La Polizia, saputane la partenza, accedette colà coll’idea di perquisirla; ma il prelato aveva recato seco le chiavi, e instruita dalla depositaria che, avendo presenziato e coadiuvato l’apparecchio dei bagagli, in essi contenevansi oggetti di vestiario, ritirandone una sua dichiarazione in iscritto, abbandonò le ulteriori ricerche.

Intanto, si cercò d’impadronirsi di alcune tra le carte galleggianti sul Tevere.

I vescovi tedeschi, per essersi permesso di parlare con opposizione sopra articoli proposti nelle adunanze conciliarie, furono richiamati all’ordine.

Del che lagnatisi, riunitisi tutti in assemblea, presso il Primate di Ungheria, formularono una solenne protesta al Papa, reclamando la libertà della parola, quale era stata ripromessa nel programma della sinodale convocazione.

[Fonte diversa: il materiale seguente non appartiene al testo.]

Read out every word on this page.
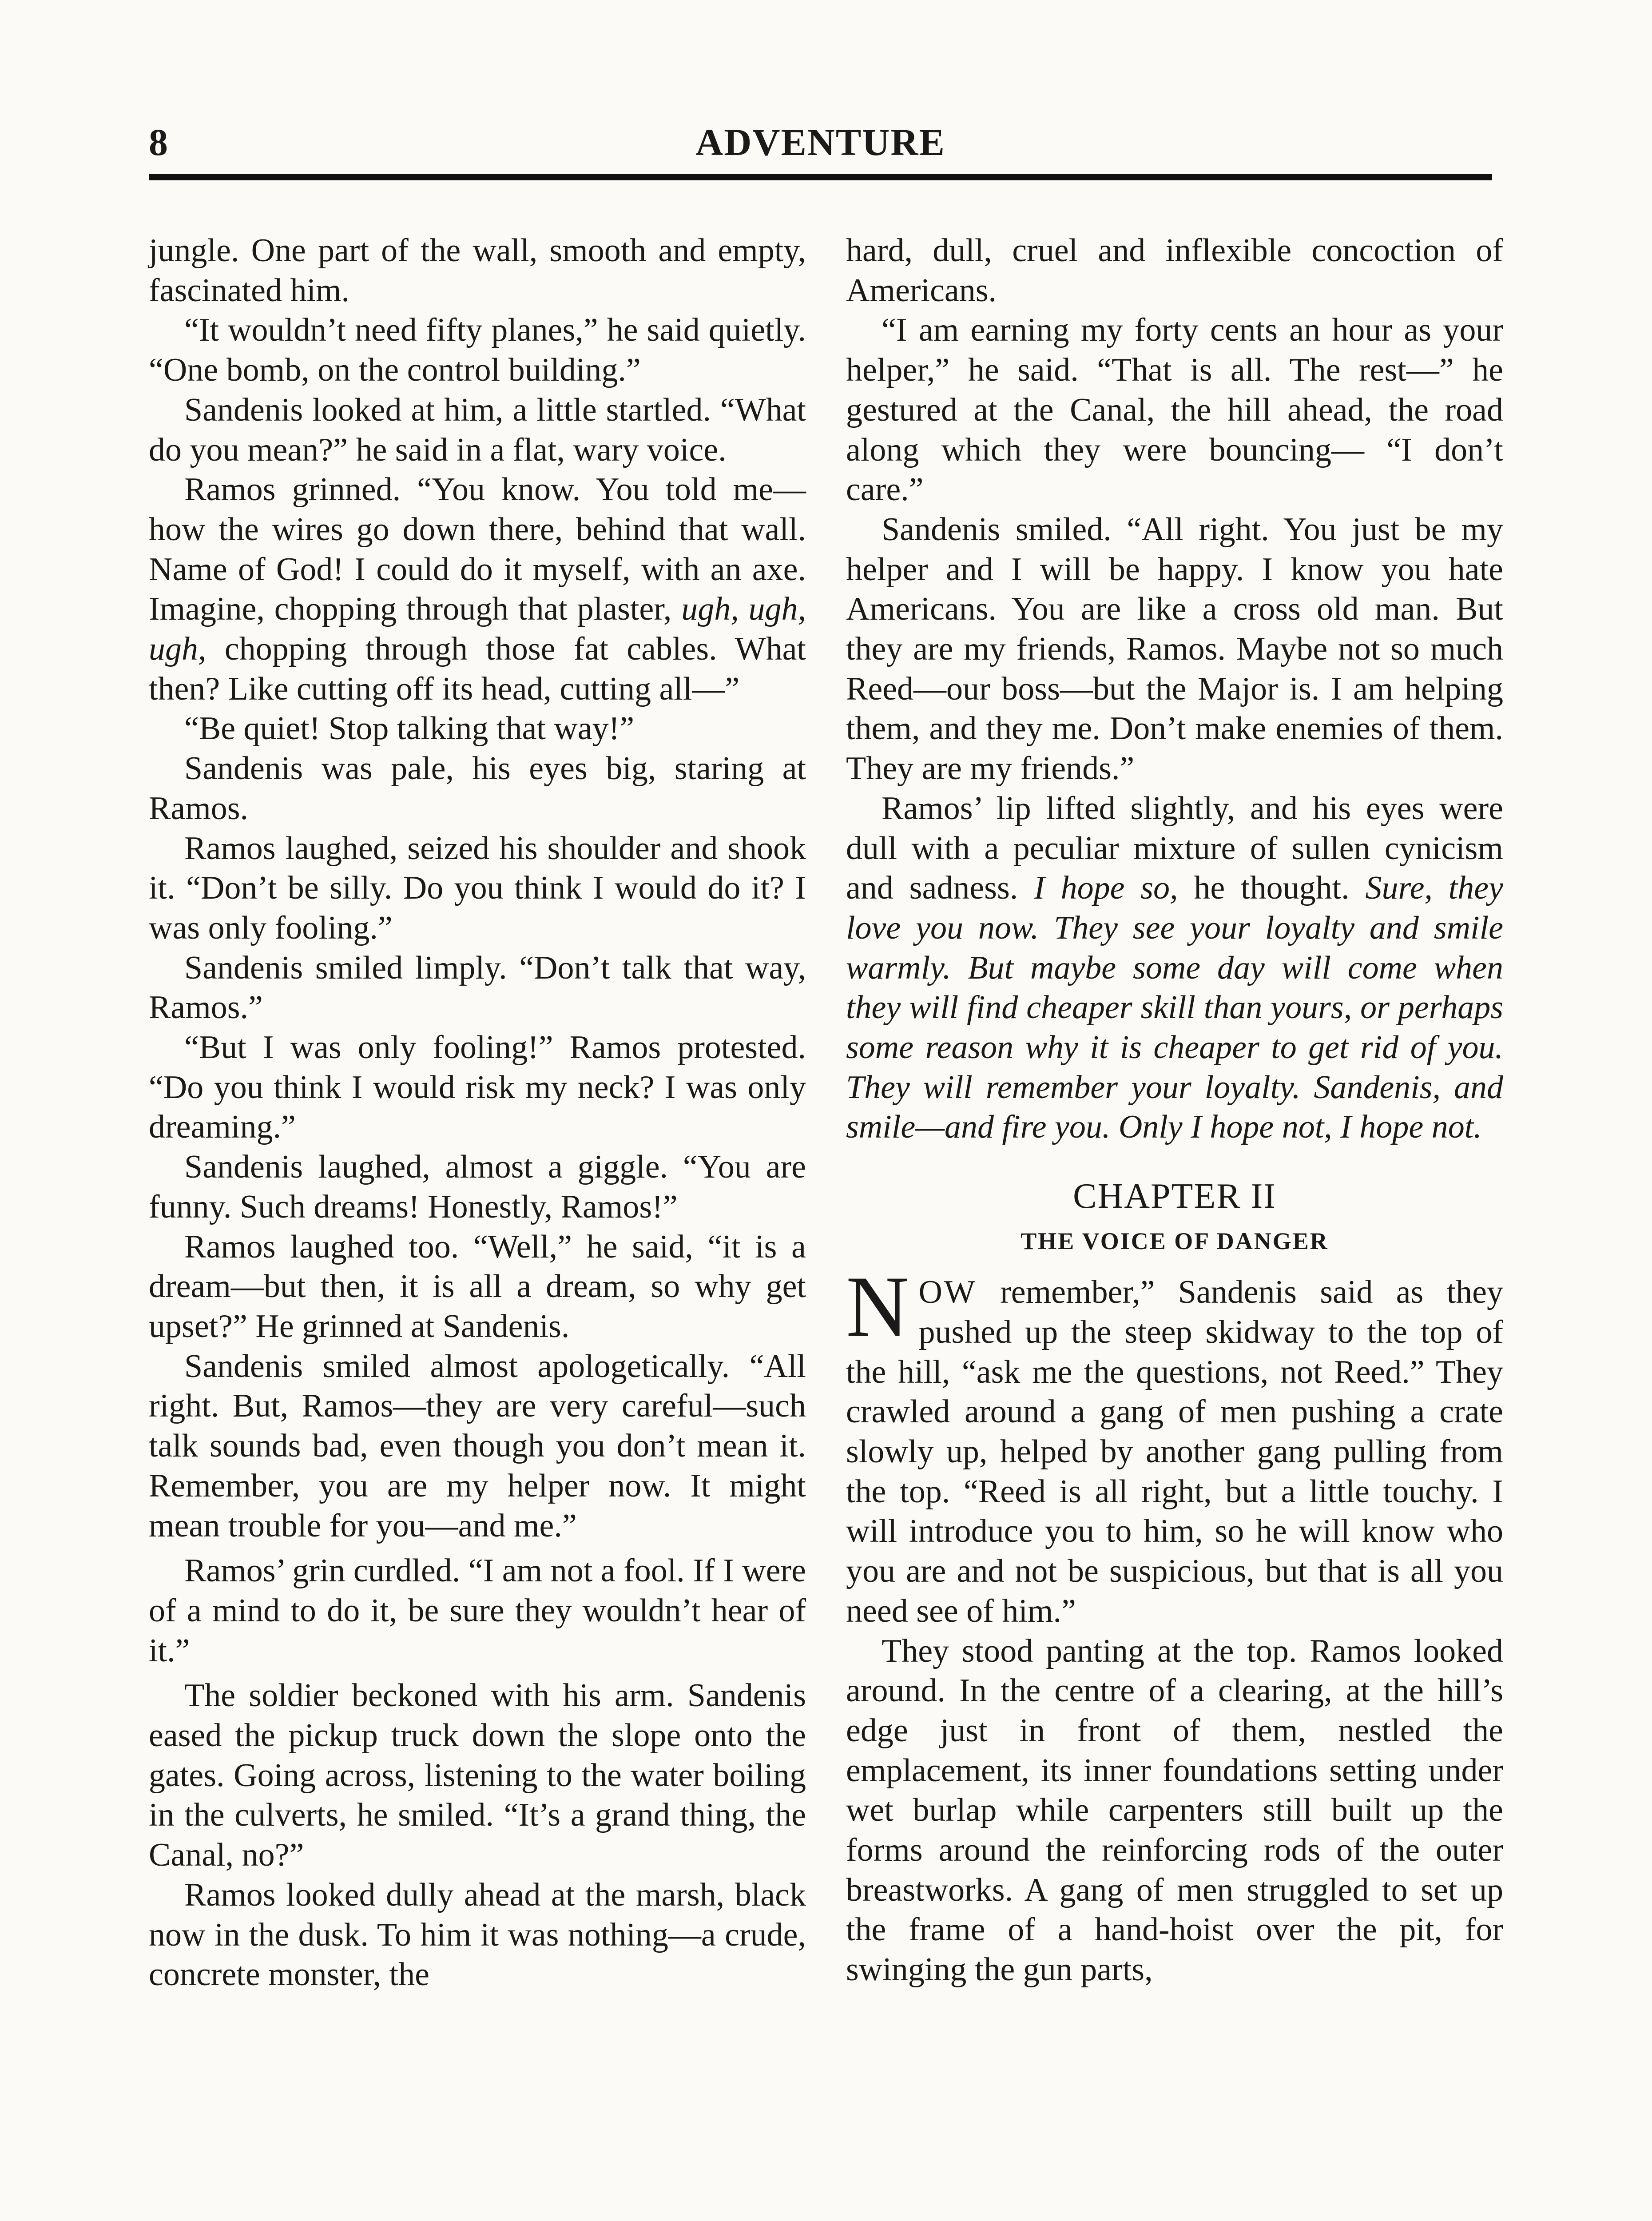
8	ADVENTURE

jungle. One part of the wall, smooth and empty, fascinated him.

“It wouldn’t need fifty planes,” he said quietly. “One bomb, on the control building.”

Sandenis looked at him, a little startled. “What do you mean?” he said in a flat, wary voice.

Ramos grinned. “You know. You told me—how the wires go down there, behind that wall. Name of God! I could do it myself, with an axe. Imagine, chopping through that plaster, ugh, ugh, ugh, chopping through those fat cables. What then? Like cutting off its head, cutting all—”

“Be quiet! Stop talking that way!”

Sandenis was pale, his eyes big, staring at Ramos.

Ramos laughed, seized his shoulder and shook it. “Don’t be silly. Do you think I would do it? I was only fooling.”

Sandenis smiled limply. “Don’t talk that way, Ramos.”

“But I was only fooling!” Ramos protested. “Do you think I would risk my neck? I was only dreaming.”

Sandenis laughed, almost a giggle. “You are funny. Such dreams! Honestly, Ramos!”

Ramos laughed too. “Well,” he said, “it is a dream—but then, it is all a dream, so why get upset?” He grinned at Sandenis.

Sandenis smiled almost apologetically. “All right. But, Ramos—they are very careful—such talk sounds bad, even though you don’t mean it. Remember, you are my helper now. It might mean trouble for you—and me.”

Ramos’ grin curdled. “I am not a fool. If I were of a mind to do it, be sure they wouldn’t hear of it.”

The soldier beckoned with his arm. Sandenis eased the pickup truck down the slope onto the gates. Going across, listening to the water boiling in the culverts, he smiled. “It’s a grand thing, the Canal, no?”

Ramos looked dully ahead at the marsh, black now in the dusk. To him it was nothing—a crude, concrete monster, the

hard, dull, cruel and inflexible concoction of Americans.

“I am earning my forty cents an hour as your helper,” he said. “That is all. The rest—” he gestured at the Canal, the hill ahead, the road along which they were bouncing— “I don’t care.”

Sandenis smiled. “All right. You just be my helper and I will be happy. I know you hate Americans. You are like a cross old man. But they are my friends, Ramos. Maybe not so much Reed—our boss—but the Major is. I am helping them, and they me. Don’t make enemies of them. They are my friends.”

Ramos’ lip lifted slightly, and his eyes were dull with a peculiar mixture of sullen cynicism and sadness. I hope so, he thought. Sure, they love you now. They see your loyalty and smile warmly. But maybe some day will come when they will find cheaper skill than yours, or perhaps some reason why it is cheaper to get rid of you. They will remember your loyalty. Sandenis, and smile—and fire you. Only I hope not, I hope not.

CHAPTER II
THE VOICE OF DANGER

NOW remember,” Sandenis said as they pushed up the steep skidway to the top of the hill, “ask me the questions, not Reed.” They crawled around a gang of men pushing a crate slowly up, helped by another gang pulling from the top. “Reed is all right, but a little touchy. I will introduce you to him, so he will know who you are and not be suspicious, but that is all you need see of him.”

They stood panting at the top. Ramos looked around. In the centre of a clearing, at the hill’s edge just in front of them, nestled the emplacement, its inner foundations setting under wet burlap while carpenters still built up the forms around the reinforcing rods of the outer breastworks. A gang of men struggled to set up the frame of a hand-hoist over the pit, for swinging the gun parts,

II S. Padre, pro bono pacis, s’interpose, e, con parole conciliative, calmò i loro animi.

La pubblica finanza, a fronte di tanti bisogni e spese crescenti, trovasi in angustie.

La Propaganda Fide, che sempre sopperisce, con le immense ricchezze che perennemente le pervengono, per generosi lasciti di fedeli, agli urgenti bisogni della Chiesa, avendo oramai esausta la cassa, da alcuni giorni è costretta vendere qualche capitale.